OK, I understand due process, etc and that courts have a lot of cases to hear, but the length of time between sentence and execution seems absurd. Take Tookie Williams. The man was convicted and sentenced in 1981. Now, 24 years later, he is executed. How long do these appeals take? How many stages of appeal are there? Can lawyers just keep appealing to different courts hoping to get the result they want?
24 years! It’s difficult to comprehend how things could take that long. I’m not against the death penalty per se, but isn’t it cruel and unusual punishment to stretch things out like this? (A point somewhat vitiated, I confess, by the fact that it is often the condemned man staving off his execution by endless appeals. But even so, couldn’t they do it a little more quickly?)
The system is designed to give the convicted person every conceivable chance to overturn any part of the decision, the conviction itself or the penalty.
If you can get the text of Governor Schwartzenegger’s clemency denial (warning – PDF file) you’ll see that it includes a rundown of the various chances Williams had: Five state habeas corpus petitions, a federal habeas corpus petition, an appeal to the 9th circuit court, and a number of post-trial evidentiary hearings. There have been a total of at least 8 substantive judicial opinions, and finally, a turndown by the U.S. Supreme Court.
Each of these takes time for the attorneys to prepare their case, to set up a court date, etc.
The *state * is not stretching things out; at any time the convicted killer could have put an end to the appeals.
Oh, it’s got something to do with constitutional rights, blah, blah, blah…
In some cases, even if the condemned wants to die as soon as possible, some anti-death-penalty group will file an appeal on his behalf.
What’s difficult with these long lead-times to execution is that the condemned can repent and actually turn into a fairly decent human being. Then again, we don’t want to execute a truly innocent man.
I’m for the death penalty in principle (an eye for and eye), but the inconsistancies disturb me.
According to a debate thread, you are required to appeal your case. I have no idea on the accuracy of that nor if that is a “every possible appeal” or is simply a minimum.
Generally, you must exhaust your state remedies before beginning appeals to the federal court.
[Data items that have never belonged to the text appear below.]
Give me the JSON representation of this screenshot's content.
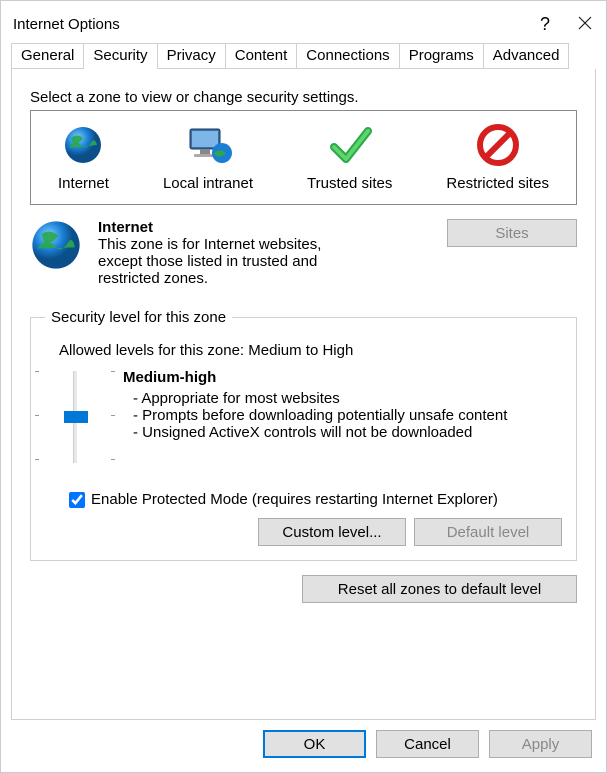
{
  "title": "Internet Options",
  "tabs": [
    "General",
    "Security",
    "Privacy",
    "Content",
    "Connections",
    "Programs",
    "Advanced"
  ],
  "zone_prompt": "Select a zone to view or change security settings.",
  "zones": [
    "Internet",
    "Local intranet",
    "Trusted sites",
    "Restricted sites"
  ],
  "zone_detail": {
    "title": "Internet",
    "desc": "This zone is for Internet websites, except those listed in trusted and restricted zones."
  },
  "sites_button": "Sites",
  "security_legend": "Security level for this zone",
  "allowed_levels": "Allowed levels for this zone: Medium to High",
  "level": {
    "name": "Medium-high",
    "b1": "- Appropriate for most websites",
    "b2": "- Prompts before downloading potentially unsafe content",
    "b3": "- Unsigned ActiveX controls will not be downloaded"
  },
  "protected_mode": "Enable Protected Mode (requires restarting Internet Explorer)",
  "custom_level": "Custom level...",
  "default_level": "Default level",
  "reset_all": "Reset all zones to default level",
  "ok": "OK",
  "cancel": "Cancel",
  "apply": "Apply"
}
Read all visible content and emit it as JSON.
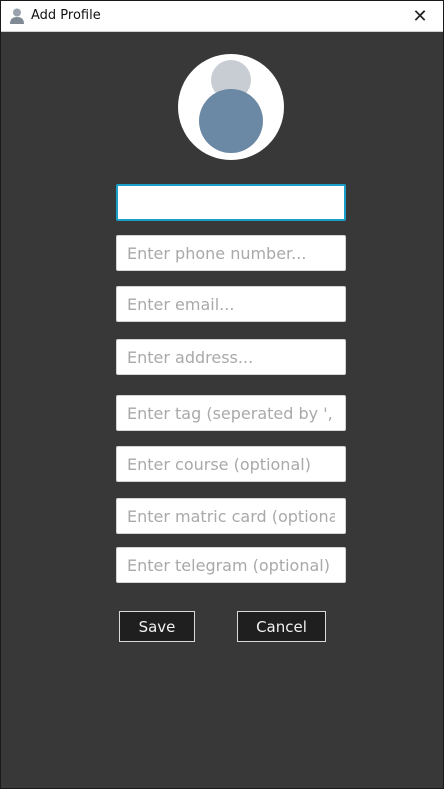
{
  "window": {
    "title": "Add Profile",
    "close_glyph": "✕"
  },
  "avatar": {
    "icon": "person-avatar-icon"
  },
  "form": {
    "name": {
      "value": "",
      "placeholder": ""
    },
    "phone": {
      "value": "",
      "placeholder": "Enter phone number..."
    },
    "email": {
      "value": "",
      "placeholder": "Enter email..."
    },
    "address": {
      "value": "",
      "placeholder": "Enter address..."
    },
    "tag": {
      "value": "",
      "placeholder": "Enter tag (seperated by ', ')"
    },
    "course": {
      "value": "",
      "placeholder": "Enter course (optional)"
    },
    "matric": {
      "value": "",
      "placeholder": "Enter matric card (optional)"
    },
    "telegram": {
      "value": "",
      "placeholder": "Enter telegram (optional)"
    }
  },
  "buttons": {
    "save_label": "Save",
    "cancel_label": "Cancel"
  },
  "colors": {
    "background": "#383838",
    "focus_border": "#1aa0c8",
    "avatar_head": "#c8cdd4",
    "avatar_body": "#6b88a5",
    "button_bg": "#1f1f1f"
  }
}
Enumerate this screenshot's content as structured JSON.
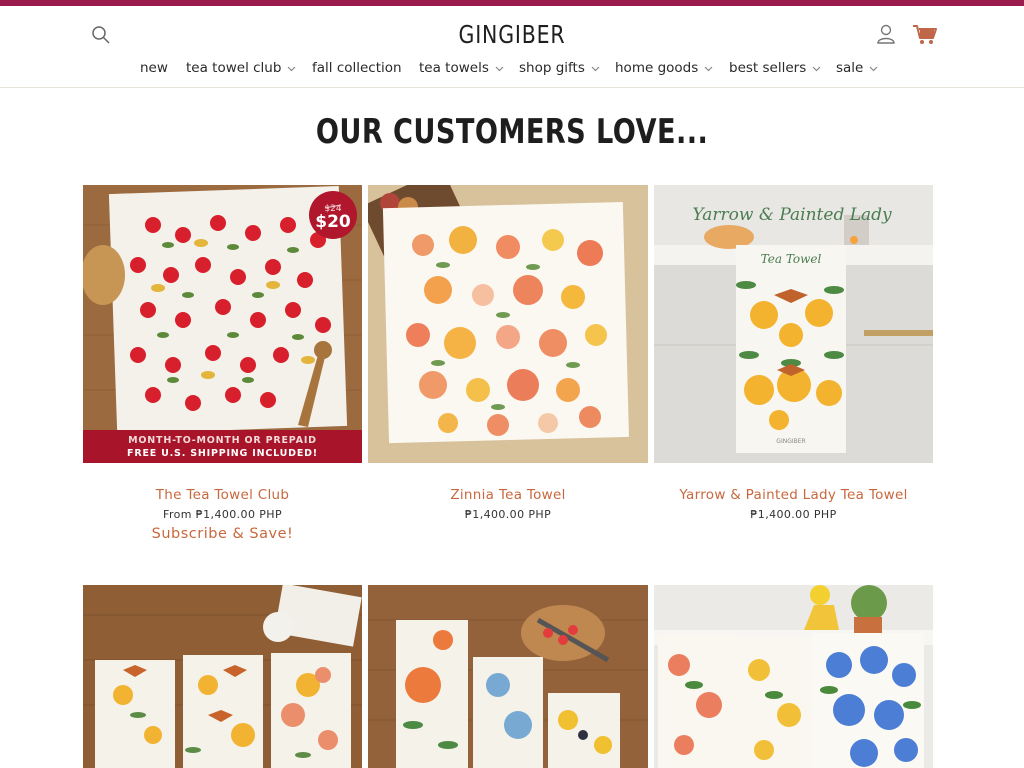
{
  "brand": {
    "logo_text": "GINGIBER",
    "accent_color": "#9a1b4d",
    "link_color": "#c8683e"
  },
  "header": {
    "icons": {
      "search": "search-icon",
      "account": "account-icon",
      "cart": "cart-icon"
    }
  },
  "nav": {
    "items": [
      {
        "label": "new"
      },
      {
        "label": "tea towel club"
      },
      {
        "label": "fall collection"
      },
      {
        "label": "tea towels"
      },
      {
        "label": "shop gifts"
      },
      {
        "label": "home goods"
      },
      {
        "label": "best sellers"
      },
      {
        "label": "sale"
      }
    ]
  },
  "section": {
    "title": "OUR CUSTOMERS LOVE..."
  },
  "products": [
    {
      "title": "The Tea Towel Club",
      "price": "From ₱1,400.00 PHP",
      "cta": "Subscribe & Save!",
      "badge_old": "$24",
      "badge_new": "$20",
      "banner_line1": "MONTH-TO-MONTH OR PREPAID",
      "banner_line2": "FREE U.S. SHIPPING INCLUDED!"
    },
    {
      "title": "Zinnia Tea Towel",
      "price": "₱1,400.00 PHP"
    },
    {
      "title": "Yarrow & Painted Lady Tea Towel",
      "price": "₱1,400.00 PHP",
      "overlay_text": "Yarrow & Painted Lady",
      "towel_text": "Tea Towel",
      "tag_text": "GINGIBER"
    },
    {
      "title": ""
    },
    {
      "title": ""
    },
    {
      "title": ""
    }
  ]
}
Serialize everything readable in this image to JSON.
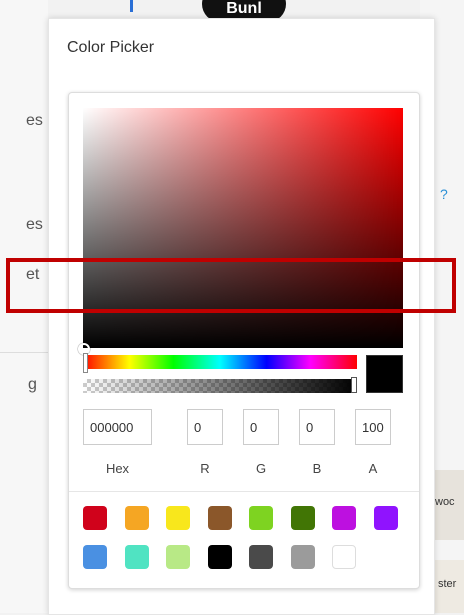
{
  "background": {
    "left_fragments": [
      "es",
      "es",
      "et",
      "g"
    ],
    "pill_text": "Bunl",
    "help_glyph": "?",
    "map_labels": [
      "woc",
      "ster"
    ]
  },
  "color_picker": {
    "title": "Color Picker",
    "current_color": "#000000",
    "hue_base": "#ff0000",
    "fields": {
      "hex": "000000",
      "r": "0",
      "g": "0",
      "b": "0",
      "a": "100"
    },
    "labels": {
      "hex": "Hex",
      "r": "R",
      "g": "G",
      "b": "B",
      "a": "A"
    },
    "swatches": [
      "#d0021b",
      "#f5a623",
      "#f8e71c",
      "#8b572a",
      "#7ed321",
      "#417505",
      "#bd10e0",
      "#9013fe",
      "#4a90e2",
      "#50e3c2",
      "#b8e986",
      "#000000",
      "#4a4a4a",
      "#9b9b9b",
      "#ffffff"
    ]
  },
  "highlight_color": "#c00000"
}
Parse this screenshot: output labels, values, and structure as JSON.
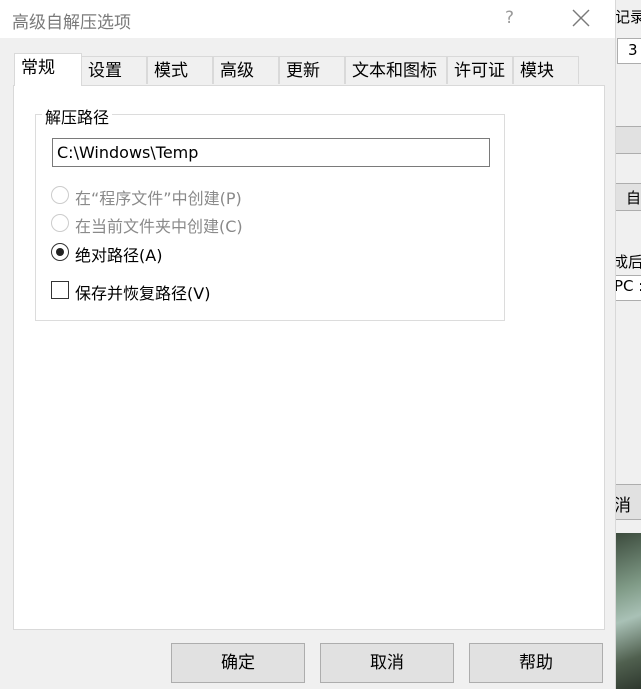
{
  "dialog": {
    "title": "高级自解压选项",
    "help_symbol": "?"
  },
  "tabs": [
    {
      "label": "常规",
      "active": true
    },
    {
      "label": "设置"
    },
    {
      "label": "模式"
    },
    {
      "label": "高级"
    },
    {
      "label": "更新"
    },
    {
      "label": "文本和图标"
    },
    {
      "label": "许可证"
    },
    {
      "label": "模块"
    }
  ],
  "general": {
    "group_label": "解压路径",
    "path_value": "C:\\Windows\\Temp",
    "radios": [
      {
        "label": "在“程序文件”中创建(P)",
        "enabled": false,
        "checked": false
      },
      {
        "label": "在当前文件夹中创建(C)",
        "enabled": false,
        "checked": false
      },
      {
        "label": "绝对路径(A)",
        "enabled": true,
        "checked": true
      }
    ],
    "save_restore_label": "保存并恢复路径(V)",
    "save_restore_checked": false
  },
  "buttons": {
    "ok": "确定",
    "cancel": "取消",
    "help": "帮助"
  },
  "background_window": {
    "fragments": [
      "记录",
      "3",
      "自",
      "成后(",
      "PC :",
      "消"
    ]
  }
}
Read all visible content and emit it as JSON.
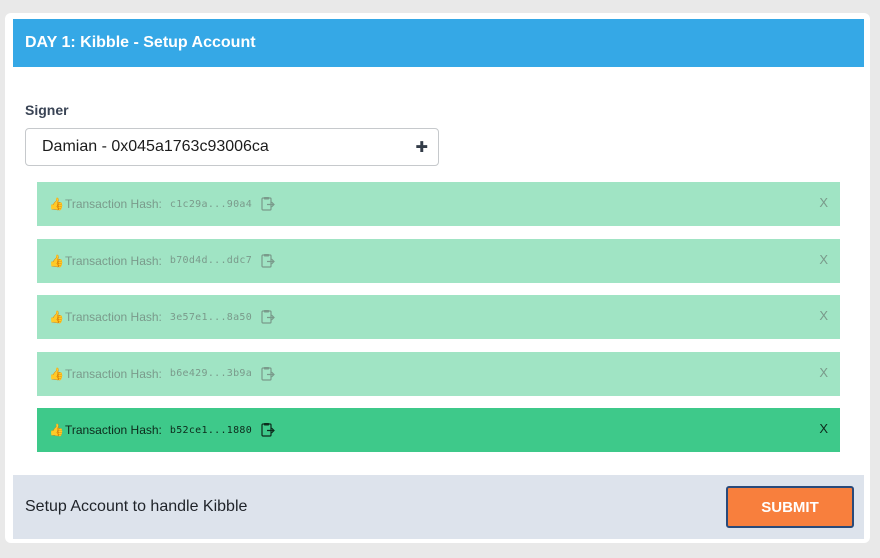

This makes sense, because in federal court, you generally are arguing that the state court screwed up, and if there’s a chance that the state court will correct its ruling without federal intervention, the feds want that to happen.
As for the time that it takes, one of the problems is that there are relatively few death-qualified appellate lawyers in the US. In addition, the amount that the state pays for an appellate brief is relatively little (assuming the defendant is indigent), so there’s little incentive for other lawyers to take on this highly specialized work. So although there are time limits within which a brief must be filed, the lawyer can seek extensions of time. And he’ll need the time.
Appealing a death sentence is difficult; you have to review the entire transcript, combing it for any potential error you can point out to the court. If a trial took three weeks, the transcript could easily run 5,000 pages or more. That can take a lot of time to go through, cross-reference with the exhibits, etc. If you leave something out of the appeal, you can’t raise it later. So you need to be very, very thorough in the first instance.
Overall, twenty-four years does seem like a long time, but if the reports are accurate, Mr. Williams had several appeals in there. I don’t know anything about the case, but there may also have been a strategy of delay. As you may know, at one time the death penalty was held unconstitutional. There are people who remain hopeful that the Supreme Court will return to that position one day. I have no idea whether this factored into the time it took to reach this morning’s execution.
Just this past week in Georgia, a man convicted of a rape and has spent the last 24 years (!) in jail was released after DNA evidence proved he didn’t do it.
There was also an independent report done recently on a man executed in Texas who was determined to have not have committed the crime.
It’s not the appeals system, it’s that people are wrongly convicted all the time. Eyewitness testimony is particular is a major problem. Throw in state provided defense lawyers who are overworked, underpaid and don’t give a crap, you’re going to have 5-10% of the population on death row that shouldn’t be there.
The issue is not if 24 years is too long, but is 24 years long enough when someone’s life is on the line. Maybe in 5 years something even more amazing than DNA evidence will be invented.
Not only do you need to review the trial transcript, but all of the files of all of the lawyers who touched the case, all transcripts of evidentiary hearings, all motions that were filed, all previous appellate briefs (if someone else handled previous appeals), and all appellate opinions (if there are any). You have to keep your eyes out for ineffective assistance of appellate counsel, among other things.
It’s interesting to note that the 4th Circuit explicitly states it does not cap what it will pay. I suspect that the practice is, however, that certain hours billed are disallowed as “excessive,” or are paid at a rate lower than $160 an hour.
Whew, I’m beginning to get some idea of the work involved in this process, there must be a mountain of paperwork, growing with each appeal.
It wasn’t always this way though, was it? The path to the electric chair, gas chamber or whatever was much shorter years ago. Did lengthy appeals come in with the re-introduction of capital punishment, or was the process already getting more complex before abolition? Was it as a consequence of some change in state or federal law, a re-interpretation of the Constitution, or did defense lawyers just get more zealous?